Why do I think that this is an important event?
The AI RMF publication addresses issues like risk and trustworthiness. It is defining what it means for artificial intelligence to be valid and reliable. What does this really mean? It’s about making AI safe, transparent, and easy to explain.
Currently the framework — and any compliance with it — is purely voluntary.

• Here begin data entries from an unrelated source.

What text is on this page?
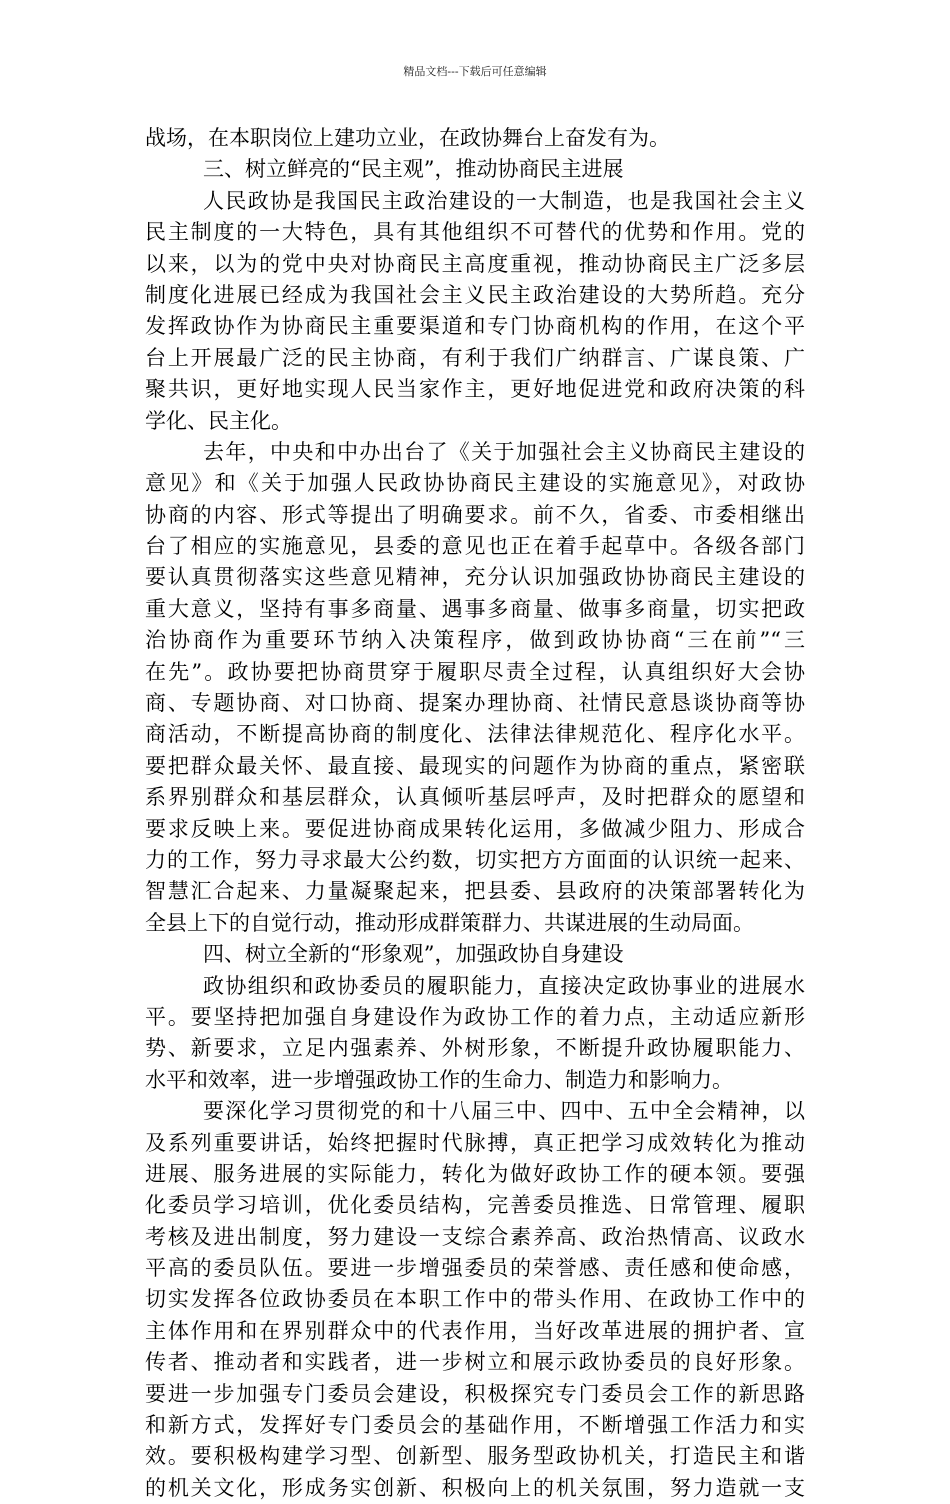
精品文档---下载后可任意编辑
战场，在本职岗位上建功立业，在政协舞台上奋发有为。
三、树立鲜亮的“民主观”，推动协商民主进展
人民政协是我国民主政治建设的一大制造，也是我国社会主义
民主制度的一大特色，具有其他组织不可替代的优势和作用。党的
以来，以为的党中央对协商民主高度重视，推动协商民主广泛多层
制度化进展已经成为我国社会主义民主政治建设的大势所趋。充分
发挥政协作为协商民主重要渠道和专门协商机构的作用，在这个平
台上开展最广泛的民主协商，有利于我们广纳群言、广谋良策、广
聚共识，更好地实现人民当家作主，更好地促进党和政府决策的科
学化、民主化。
去年，中央和中办出台了《关于加强社会主义协商民主建设的
意见》和《关于加强人民政协协商民主建设的实施意见》，对政协
协商的内容、形式等提出了明确要求。前不久，省委、市委相继出
台了相应的实施意见，县委的意见也正在着手起草中。各级各部门
要认真贯彻落实这些意见精神，充分认识加强政协协商民主建设的
重大意义，坚持有事多商量、遇事多商量、做事多商量，切实把政
治协商作为重要环节纳入决策程序，做到政协协商“三在前”“三
在先”。政协要把协商贯穿于履职尽责全过程，认真组织好大会协
商、专题协商、对口协商、提案办理协商、社情民意恳谈协商等协
商活动，不断提高协商的制度化、法律法律规范化、程序化水平。
要把群众最关怀、最直接、最现实的问题作为协商的重点，紧密联
系界别群众和基层群众，认真倾听基层呼声，及时把群众的愿望和
要求反映上来。要促进协商成果转化运用，多做减少阻力、形成合
力的工作，努力寻求最大公约数，切实把方方面面的认识统一起来、
智慧汇合起来、力量凝聚起来，把县委、县政府的决策部署转化为
全县上下的自觉行动，推动形成群策群力、共谋进展的生动局面。
四、树立全新的“形象观”，加强政协自身建设
政协组织和政协委员的履职能力，直接决定政协事业的进展水
平。要坚持把加强自身建设作为政协工作的着力点，主动适应新形
势、新要求，立足内强素养、外树形象，不断提升政协履职能力、
水平和效率，进一步增强政协工作的生命力、制造力和影响力。
要深化学习贯彻党的和十八届三中、四中、五中全会精神，以
及系列重要讲话，始终把握时代脉搏，真正把学习成效转化为推动
进展、服务进展的实际能力，转化为做好政协工作的硬本领。要强
化委员学习培训，优化委员结构，完善委员推选、日常管理、履职
考核及进出制度，努力建设一支综合素养高、政治热情高、议政水
平高的委员队伍。要进一步增强委员的荣誉感、责任感和使命感，
切实发挥各位政协委员在本职工作中的带头作用、在政协工作中的
主体作用和在界别群众中的代表作用，当好改革进展的拥护者、宣
传者、推动者和实践者，进一步树立和展示政协委员的良好形象。
要进一步加强专门委员会建设，积极探究专门委员会工作的新思路
和新方式，发挥好专门委员会的基础作用，不断增强工作活力和实
效。要积极构建学习型、创新型、服务型政协机关，打造民主和谐
的机关文化，形成务实创新、积极向上的机关氛围，努力造就一支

It will take another few years for the framework to mature. The technology around AI is changing at an increasing speed and you can expect revisions coming at a relatively fast pace.
My estimate is that, at the beginning, it will be mainly used by marketing departments. Why? If you’re a younger reader, you won’t remember what happened in the past — any new product introduced to the market has to start with 'i'. This was to reference the word ‘internet,’ which is why we have the iPhone or iPad. These days if your product doesn't have 'AI' in the description, it is considered a 'blast from the past'.
How can you tell that this product has better AI than the other? Your product will be more safe, more transparent, more explainable than your competition.
It will become a race which ChatGPT will happily help you compete in. Marketing people will come to all the data engineers and endlessly ask them if they can declare their product the most valid, transparent, explainable and reliable in the market. Yes, the immediate result will be the complete disdain from tech people towards marketing (and you thought it couldn't get worse).
In time, all the marketing claims will have to be supported by numbers; eventually, by verifiable numbers. These numbers will have to be valid, reliable, explainable and transparent. Any bias will be spotted and, without mercy, that criticism will be thrown back at the competition. The marketing and data departments will have to learn how to work together in a way that is not common today.
'AI' technology is slowly maturing. We are learning how to build it. We are trying to understand where it can help us and where it is best not to use it. We are making efforts to make it useful for us. It is the same recurrent pattern with everything else we've done in the past. Exciting times!